Let’s take a look at our Yellowbrick instance to see exactly what happened. So going back to my Yellowbrick instance, this screen is called the execution timeline. It gives us a list of all the active queries that are running on the system. So the last one that was executed was this one here in red. So I’m going to click on this and drill down into it and see what the database did. Now, examining the query, you can see this is the SQL that it submitted, it wasn’t exactly what I typed. It added a couple of different things so that it could do the masking later. And you can see it’s got a query ID here so that if I need to investigate this later, I can match this up the logs in my Immuta instance and connect them together. So that’s a nice feature.

When I look at the analysis tab, you can see that it did a full table scan of 5 billion rows, followed by a group by on a hundred million rows, a second group by on a hundred million rows because I was aggregating on two fields. And then a sort, so tables cannot 5 billion rows to group buys and a sort. And it did all of that in 3.335 seconds. That’s pretty good. So I’d like to show these records to our data science team so that they can perform an analysis, but this is sensitive customer data. It’s got all of our customers’ names and phone numbers and who they call. So this is private information. There are a lot of advertisers and people who run phone scams, who would love to get their hands on a data set like this. We want to minimize the chances of that happening.

So let’s protect all of the sensitive fields. I’m going to go back to my Immuta instance now and set up some data governance policies. So the first thing I do is I go to the policy tab here under my data source, click the new policy. I’m going to choose mask as the policy, and I’m going to mask using hashing. This replaces every value with a non-reversible hash. So if two values are the same, their hashes will also be the same. So now I can join tables on these fields and run group buys and count the number of times each value appears. And I don’t have to expose the raw values to the analyst. So now I can track these values throughout the dataset, without compromising the user’s identity or violating any consumer privacy laws. So we’re going to do this. We’re going to select which columns we’d like to hide.

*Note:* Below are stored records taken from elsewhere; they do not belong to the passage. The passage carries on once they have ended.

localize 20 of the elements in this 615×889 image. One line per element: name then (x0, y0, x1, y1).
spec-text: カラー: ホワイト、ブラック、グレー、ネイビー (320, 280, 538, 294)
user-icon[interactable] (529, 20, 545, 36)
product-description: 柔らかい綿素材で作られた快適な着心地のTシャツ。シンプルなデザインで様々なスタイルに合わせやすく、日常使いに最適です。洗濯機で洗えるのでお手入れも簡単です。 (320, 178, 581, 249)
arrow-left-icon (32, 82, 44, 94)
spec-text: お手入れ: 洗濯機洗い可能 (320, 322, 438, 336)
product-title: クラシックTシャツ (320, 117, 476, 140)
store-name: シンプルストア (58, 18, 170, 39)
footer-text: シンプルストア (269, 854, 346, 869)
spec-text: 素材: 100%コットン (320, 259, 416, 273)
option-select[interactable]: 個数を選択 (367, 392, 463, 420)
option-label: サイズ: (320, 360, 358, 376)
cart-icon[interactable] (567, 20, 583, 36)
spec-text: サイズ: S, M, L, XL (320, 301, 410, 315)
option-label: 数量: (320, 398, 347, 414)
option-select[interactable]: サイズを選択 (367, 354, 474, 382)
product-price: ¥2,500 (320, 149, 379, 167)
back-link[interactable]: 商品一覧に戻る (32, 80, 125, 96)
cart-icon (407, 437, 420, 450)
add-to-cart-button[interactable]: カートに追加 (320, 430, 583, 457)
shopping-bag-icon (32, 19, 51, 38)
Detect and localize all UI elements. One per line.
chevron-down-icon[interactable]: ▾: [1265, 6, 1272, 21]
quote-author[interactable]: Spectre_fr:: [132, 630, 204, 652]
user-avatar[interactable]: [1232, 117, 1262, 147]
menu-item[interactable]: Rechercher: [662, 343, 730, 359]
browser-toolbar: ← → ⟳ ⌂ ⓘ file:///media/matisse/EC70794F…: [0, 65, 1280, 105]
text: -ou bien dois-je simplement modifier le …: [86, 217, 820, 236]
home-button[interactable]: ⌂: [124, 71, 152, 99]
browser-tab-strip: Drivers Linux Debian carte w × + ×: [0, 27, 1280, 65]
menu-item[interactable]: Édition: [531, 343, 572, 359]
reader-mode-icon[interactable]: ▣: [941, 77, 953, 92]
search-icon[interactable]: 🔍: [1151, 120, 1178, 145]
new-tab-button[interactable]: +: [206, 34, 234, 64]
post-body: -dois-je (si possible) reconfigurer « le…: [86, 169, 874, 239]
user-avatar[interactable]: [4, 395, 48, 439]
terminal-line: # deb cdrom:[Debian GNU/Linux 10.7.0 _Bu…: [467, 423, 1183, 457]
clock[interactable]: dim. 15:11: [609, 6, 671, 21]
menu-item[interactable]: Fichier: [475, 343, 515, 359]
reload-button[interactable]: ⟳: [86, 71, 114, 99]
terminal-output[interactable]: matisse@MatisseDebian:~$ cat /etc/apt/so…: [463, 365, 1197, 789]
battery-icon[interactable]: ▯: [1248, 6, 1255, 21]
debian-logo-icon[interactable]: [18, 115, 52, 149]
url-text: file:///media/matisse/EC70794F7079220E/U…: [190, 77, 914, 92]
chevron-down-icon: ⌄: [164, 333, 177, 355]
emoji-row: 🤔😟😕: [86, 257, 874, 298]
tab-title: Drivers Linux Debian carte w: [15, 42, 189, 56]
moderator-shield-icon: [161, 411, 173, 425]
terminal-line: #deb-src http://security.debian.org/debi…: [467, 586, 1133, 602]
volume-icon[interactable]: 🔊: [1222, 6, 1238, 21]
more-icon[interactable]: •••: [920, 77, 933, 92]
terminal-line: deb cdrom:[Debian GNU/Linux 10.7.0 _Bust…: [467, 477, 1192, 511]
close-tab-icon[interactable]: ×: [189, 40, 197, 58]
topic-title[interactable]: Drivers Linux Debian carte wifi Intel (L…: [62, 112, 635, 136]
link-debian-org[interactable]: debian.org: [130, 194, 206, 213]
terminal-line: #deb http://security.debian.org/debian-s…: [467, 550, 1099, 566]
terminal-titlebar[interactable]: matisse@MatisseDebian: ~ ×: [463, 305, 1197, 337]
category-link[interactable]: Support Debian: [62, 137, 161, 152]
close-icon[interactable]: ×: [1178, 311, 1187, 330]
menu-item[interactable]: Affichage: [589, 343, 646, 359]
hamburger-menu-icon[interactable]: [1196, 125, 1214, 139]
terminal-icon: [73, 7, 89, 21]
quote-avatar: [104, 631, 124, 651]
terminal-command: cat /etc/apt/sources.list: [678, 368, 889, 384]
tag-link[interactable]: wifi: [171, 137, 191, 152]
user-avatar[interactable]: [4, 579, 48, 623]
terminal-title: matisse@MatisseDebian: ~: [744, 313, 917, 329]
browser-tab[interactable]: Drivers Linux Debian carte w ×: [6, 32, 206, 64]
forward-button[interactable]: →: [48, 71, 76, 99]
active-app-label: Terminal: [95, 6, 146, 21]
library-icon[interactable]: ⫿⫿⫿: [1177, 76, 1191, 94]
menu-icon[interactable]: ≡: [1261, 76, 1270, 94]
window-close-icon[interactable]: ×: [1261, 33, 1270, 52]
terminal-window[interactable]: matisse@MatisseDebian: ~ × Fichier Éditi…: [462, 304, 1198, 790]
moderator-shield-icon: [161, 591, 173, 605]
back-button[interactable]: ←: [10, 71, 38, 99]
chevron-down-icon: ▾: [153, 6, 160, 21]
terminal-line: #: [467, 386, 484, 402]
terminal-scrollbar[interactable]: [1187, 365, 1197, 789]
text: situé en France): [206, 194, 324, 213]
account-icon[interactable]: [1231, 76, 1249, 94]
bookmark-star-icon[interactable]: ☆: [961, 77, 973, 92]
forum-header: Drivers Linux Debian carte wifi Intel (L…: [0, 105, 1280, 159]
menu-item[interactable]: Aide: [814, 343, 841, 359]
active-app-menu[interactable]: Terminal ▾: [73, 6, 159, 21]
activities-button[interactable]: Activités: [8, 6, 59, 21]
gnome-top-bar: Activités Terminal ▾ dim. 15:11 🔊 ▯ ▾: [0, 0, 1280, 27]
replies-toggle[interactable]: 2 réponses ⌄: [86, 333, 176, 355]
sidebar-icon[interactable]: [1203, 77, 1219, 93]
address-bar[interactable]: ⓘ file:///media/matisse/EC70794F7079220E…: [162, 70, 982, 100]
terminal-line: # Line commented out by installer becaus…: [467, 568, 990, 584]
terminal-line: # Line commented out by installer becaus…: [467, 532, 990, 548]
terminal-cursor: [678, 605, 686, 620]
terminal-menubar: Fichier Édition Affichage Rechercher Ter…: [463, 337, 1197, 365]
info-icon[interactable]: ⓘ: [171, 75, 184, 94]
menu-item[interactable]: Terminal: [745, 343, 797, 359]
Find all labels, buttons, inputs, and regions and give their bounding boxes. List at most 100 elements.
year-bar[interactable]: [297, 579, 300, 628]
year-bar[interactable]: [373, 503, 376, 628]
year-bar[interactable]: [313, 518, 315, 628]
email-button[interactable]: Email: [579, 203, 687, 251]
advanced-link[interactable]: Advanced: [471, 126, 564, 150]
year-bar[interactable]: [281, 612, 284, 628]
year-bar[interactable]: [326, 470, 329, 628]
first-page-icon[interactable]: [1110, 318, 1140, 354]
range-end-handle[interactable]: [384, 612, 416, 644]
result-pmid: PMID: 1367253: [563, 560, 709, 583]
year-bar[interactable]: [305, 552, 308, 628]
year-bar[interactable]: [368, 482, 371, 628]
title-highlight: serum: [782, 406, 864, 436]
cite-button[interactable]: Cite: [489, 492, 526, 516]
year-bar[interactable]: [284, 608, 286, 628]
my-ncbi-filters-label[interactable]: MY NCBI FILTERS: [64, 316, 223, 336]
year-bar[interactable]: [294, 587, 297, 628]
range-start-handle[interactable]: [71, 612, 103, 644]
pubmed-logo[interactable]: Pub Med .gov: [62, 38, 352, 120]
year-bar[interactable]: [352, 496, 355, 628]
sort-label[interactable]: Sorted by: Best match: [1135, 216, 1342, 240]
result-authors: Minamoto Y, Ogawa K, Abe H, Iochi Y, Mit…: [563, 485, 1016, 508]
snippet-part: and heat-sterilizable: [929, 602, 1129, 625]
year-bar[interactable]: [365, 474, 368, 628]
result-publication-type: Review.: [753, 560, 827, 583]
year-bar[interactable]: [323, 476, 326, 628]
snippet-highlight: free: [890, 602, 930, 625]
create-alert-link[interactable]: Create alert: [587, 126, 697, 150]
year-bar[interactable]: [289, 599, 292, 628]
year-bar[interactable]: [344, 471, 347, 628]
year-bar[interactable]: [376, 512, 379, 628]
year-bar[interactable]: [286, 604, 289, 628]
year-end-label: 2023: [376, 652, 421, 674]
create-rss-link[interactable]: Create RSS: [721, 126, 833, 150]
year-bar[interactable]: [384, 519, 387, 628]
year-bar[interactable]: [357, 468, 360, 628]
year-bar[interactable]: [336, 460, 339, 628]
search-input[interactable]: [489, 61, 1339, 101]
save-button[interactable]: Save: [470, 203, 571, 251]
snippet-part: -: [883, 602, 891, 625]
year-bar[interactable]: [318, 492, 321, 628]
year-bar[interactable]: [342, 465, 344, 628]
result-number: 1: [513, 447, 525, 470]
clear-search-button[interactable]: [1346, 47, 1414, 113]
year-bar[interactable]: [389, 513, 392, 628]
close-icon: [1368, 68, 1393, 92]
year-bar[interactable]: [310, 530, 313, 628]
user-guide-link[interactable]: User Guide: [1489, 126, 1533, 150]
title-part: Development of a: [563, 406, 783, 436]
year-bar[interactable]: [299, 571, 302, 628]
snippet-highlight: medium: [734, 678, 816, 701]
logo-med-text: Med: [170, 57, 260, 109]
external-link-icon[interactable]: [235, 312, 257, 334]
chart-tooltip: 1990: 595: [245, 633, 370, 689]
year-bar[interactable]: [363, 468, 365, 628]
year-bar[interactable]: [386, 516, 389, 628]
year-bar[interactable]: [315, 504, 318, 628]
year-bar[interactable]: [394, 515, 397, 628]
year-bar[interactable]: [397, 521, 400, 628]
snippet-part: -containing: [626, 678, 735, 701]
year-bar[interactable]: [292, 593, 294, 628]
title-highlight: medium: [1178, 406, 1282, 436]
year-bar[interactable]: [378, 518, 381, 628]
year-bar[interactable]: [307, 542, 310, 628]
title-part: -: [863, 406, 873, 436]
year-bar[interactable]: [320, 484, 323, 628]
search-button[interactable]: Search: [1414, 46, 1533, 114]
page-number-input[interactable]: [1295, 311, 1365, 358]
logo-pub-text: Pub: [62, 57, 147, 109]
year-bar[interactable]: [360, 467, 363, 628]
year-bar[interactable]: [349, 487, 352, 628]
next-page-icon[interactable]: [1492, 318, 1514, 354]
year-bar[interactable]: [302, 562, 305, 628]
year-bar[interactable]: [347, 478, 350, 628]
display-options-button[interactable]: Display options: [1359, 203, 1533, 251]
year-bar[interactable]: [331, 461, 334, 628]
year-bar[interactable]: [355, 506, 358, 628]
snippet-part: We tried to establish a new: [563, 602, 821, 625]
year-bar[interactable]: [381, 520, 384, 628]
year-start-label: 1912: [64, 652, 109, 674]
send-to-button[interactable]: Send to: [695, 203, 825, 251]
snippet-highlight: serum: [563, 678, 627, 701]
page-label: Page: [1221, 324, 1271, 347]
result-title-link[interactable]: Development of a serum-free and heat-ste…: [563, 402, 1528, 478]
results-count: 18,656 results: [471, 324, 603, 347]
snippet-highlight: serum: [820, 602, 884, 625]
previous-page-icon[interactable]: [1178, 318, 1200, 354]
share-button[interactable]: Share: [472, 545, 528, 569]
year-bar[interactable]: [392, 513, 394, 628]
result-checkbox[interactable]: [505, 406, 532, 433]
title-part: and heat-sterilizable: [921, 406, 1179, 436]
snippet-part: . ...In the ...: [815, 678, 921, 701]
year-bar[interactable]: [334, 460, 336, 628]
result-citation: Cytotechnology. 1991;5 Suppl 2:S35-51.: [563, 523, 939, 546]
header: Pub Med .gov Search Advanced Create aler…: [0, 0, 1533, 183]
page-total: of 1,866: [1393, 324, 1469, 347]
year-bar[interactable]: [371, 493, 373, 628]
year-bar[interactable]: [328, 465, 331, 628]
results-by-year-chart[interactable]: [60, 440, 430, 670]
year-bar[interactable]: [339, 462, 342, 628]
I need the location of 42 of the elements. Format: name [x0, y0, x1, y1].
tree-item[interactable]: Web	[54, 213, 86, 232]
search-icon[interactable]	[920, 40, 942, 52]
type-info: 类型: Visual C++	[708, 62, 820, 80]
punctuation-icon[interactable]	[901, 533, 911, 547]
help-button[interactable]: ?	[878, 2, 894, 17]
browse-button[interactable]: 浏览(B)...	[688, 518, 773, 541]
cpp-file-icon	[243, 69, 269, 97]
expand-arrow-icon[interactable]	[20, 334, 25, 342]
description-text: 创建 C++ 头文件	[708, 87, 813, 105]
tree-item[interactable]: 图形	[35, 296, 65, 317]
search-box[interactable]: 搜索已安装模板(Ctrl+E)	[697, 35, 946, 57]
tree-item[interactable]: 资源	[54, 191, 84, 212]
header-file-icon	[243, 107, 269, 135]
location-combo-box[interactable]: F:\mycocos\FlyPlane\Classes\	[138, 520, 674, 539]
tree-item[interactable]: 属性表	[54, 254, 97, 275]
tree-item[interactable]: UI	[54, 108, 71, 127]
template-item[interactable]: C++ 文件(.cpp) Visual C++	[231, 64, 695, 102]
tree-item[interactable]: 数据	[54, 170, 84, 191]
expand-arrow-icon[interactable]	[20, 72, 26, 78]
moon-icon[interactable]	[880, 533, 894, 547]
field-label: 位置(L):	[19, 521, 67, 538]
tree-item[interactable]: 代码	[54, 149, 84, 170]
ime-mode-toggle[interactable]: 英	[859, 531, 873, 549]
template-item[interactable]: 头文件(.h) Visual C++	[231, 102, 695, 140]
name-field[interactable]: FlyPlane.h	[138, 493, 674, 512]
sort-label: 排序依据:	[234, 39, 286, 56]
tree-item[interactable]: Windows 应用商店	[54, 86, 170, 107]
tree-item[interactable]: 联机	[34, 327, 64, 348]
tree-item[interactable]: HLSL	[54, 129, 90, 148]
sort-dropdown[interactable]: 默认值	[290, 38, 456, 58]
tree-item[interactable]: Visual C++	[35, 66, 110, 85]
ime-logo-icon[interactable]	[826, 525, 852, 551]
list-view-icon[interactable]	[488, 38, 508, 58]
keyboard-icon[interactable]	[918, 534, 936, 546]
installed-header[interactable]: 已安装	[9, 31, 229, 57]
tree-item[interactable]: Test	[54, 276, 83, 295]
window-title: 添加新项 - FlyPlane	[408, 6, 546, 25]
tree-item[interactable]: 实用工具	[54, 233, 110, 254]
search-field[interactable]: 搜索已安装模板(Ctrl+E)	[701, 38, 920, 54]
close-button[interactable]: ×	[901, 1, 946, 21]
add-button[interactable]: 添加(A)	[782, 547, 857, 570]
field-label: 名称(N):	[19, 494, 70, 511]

So we’re going to select source name and source number and destination name and destination number. So this is the name and phone number of the person placing and receiving the call. And we’re going to do this for everyone. Going to create this policy. Click save. So let’s go back to our SQL client and run those queries again. When I run this a second time, all right, you can see, again, it completed in 3.5 seconds. The same amount of time. It didn’t add any extra overhead, or at least not a, not a real measurable amount. Now, we can see that the source name and the source number had been replaced with a hash, but we can still notice how we can still count the number of active calls. So this I believe was Neil Aguilar who placed 288 calls and was on the phone for 187,000 seconds.

And now we can see who our most active customers are. And we’re able to determine that even though I can’t actually read the customer’s name or phone number, now notice how its toll ran in three seconds with the data governance policy enabled. That’s the beauty of Yellowbrick. We just did a full table scan of 5 billion rows. We summarize two fields across a hundred million customers, sort of the entire results set in descending order, and apply our data governance policy. And it did all of that in three seconds. So with the solution, we can get answers in real-time without violating the customer’s privacy. So this is a really cool solution. Protecting our customer’s privacy is important, but you don’t have to sacrifice performance in order to get it. You just have to choose the right data warehouse. So that concludes the demonstration.